Regia di Agostino Ferrente vedi scheda film
Non posso negare che all’inizio della visione dell’ultimo film di Agostino Ferrente, quando iniziano a scorrere le prime immagini, lo scetticismo mi ha inondato. Per fortuna, è durato poco. Nonostante Ferrente decida di utilizzare, ancora una volta, il documentario come forma e metodo di narrazione, mai come stavolta, la scelta si dimostra vincente.
Due ragazzi, Alessandro e Pietro, diventano registi della propria vita e, con l’utilizzo di un cellulare, filmano le loro giornate condite dall’amicizia vera e intensa che li unisce.
Questo metodo narrativo che inizialmente può sembrare un “prendere le distanze”, finisce per essere poi compreso pienamente quando ci si accorge che è invece una sorta di riverenza, un segno di rispetto che sta ad indicare che nessun altro sarebbe capace di raccontare quella realtà meglio di coloro che la vivono giorno per giorno.
Sullo sfondo la tragica vicenda di Davide Bifolco, sedicenne incensurato colpito a morte da un carabiniere, proprio lì in quel Rione Traiano che è la scenografia costante di questa pellicola dal tono differente che finisce per coinvolgere ed emozionare.
Riflessivo e forte, il film di Ferrente non utilizza mezzi termini, ti spiattella in faccia la realtà nuda e cruda.

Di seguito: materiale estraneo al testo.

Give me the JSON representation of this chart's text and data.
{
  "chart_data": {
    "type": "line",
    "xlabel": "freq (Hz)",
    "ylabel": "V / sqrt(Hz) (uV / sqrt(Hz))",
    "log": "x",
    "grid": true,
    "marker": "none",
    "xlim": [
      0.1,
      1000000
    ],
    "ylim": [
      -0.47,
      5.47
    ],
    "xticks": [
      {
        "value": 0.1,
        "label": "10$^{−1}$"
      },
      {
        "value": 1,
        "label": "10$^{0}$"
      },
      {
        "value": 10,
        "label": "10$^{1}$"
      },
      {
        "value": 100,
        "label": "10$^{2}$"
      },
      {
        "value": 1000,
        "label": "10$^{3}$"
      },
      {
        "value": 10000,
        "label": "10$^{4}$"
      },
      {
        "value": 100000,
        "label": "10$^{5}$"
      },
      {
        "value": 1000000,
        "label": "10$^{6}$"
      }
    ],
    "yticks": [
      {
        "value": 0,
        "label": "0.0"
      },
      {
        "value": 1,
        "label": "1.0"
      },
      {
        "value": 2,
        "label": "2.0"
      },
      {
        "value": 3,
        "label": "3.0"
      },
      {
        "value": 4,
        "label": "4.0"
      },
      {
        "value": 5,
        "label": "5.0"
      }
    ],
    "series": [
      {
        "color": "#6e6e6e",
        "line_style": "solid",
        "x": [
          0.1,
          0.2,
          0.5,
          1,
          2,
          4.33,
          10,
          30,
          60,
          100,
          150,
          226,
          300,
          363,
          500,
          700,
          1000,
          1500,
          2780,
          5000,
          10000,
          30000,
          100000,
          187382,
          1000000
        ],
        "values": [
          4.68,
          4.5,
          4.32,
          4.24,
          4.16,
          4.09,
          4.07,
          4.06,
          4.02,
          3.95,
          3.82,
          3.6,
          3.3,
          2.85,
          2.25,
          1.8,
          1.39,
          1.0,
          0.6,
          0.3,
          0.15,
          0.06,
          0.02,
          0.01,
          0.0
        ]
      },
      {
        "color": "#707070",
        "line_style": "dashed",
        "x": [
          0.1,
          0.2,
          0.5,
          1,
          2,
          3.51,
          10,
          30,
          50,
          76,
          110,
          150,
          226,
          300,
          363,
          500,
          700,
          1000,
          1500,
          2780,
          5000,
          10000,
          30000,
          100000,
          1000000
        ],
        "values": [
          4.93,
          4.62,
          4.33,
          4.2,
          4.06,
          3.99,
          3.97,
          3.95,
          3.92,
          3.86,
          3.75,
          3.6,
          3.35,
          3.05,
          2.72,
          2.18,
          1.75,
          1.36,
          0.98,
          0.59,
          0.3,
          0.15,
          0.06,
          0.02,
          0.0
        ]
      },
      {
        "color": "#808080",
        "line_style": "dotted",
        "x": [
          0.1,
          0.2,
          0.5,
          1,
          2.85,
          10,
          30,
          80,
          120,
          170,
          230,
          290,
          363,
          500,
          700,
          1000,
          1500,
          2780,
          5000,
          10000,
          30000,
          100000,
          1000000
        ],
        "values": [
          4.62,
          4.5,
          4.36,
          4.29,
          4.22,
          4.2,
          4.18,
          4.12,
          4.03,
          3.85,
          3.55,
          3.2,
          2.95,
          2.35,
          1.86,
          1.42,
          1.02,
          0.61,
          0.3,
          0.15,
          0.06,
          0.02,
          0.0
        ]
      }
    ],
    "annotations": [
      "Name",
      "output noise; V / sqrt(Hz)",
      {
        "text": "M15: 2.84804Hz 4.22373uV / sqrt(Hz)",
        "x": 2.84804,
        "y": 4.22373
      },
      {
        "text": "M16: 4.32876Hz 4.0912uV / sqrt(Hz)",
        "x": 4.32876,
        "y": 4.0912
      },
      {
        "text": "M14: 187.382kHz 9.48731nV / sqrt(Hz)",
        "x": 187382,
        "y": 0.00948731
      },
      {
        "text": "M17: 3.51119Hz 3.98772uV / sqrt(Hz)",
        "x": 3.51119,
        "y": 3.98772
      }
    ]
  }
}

E’ il racconto dell’emarginazione di una generazione che vive ai confini delle città, in quelle periferie dove ogni destino è già scritto, e la rassegnazione si legge si volti di ogni giovane che attraversa il quartiere.
Amaro e necessario a comprendere una realtà che spesso ci viene raccontata senza cognizione di causa, e il metodo utilizzato, queste immagini imprecise, mai nitide alle cui immagini di un cellulare in modalità “selfie” con i protagonisti perennemente inquadrati, alternati a sequenze mute prese dalle telecamere poste in giro per il quartiere, compongono un opera fuori dal comune che possiede il potere di farci corrucciare la fronte, di porre l’attenzione verso qualcosa a cui non siamo abituati, ed era ora.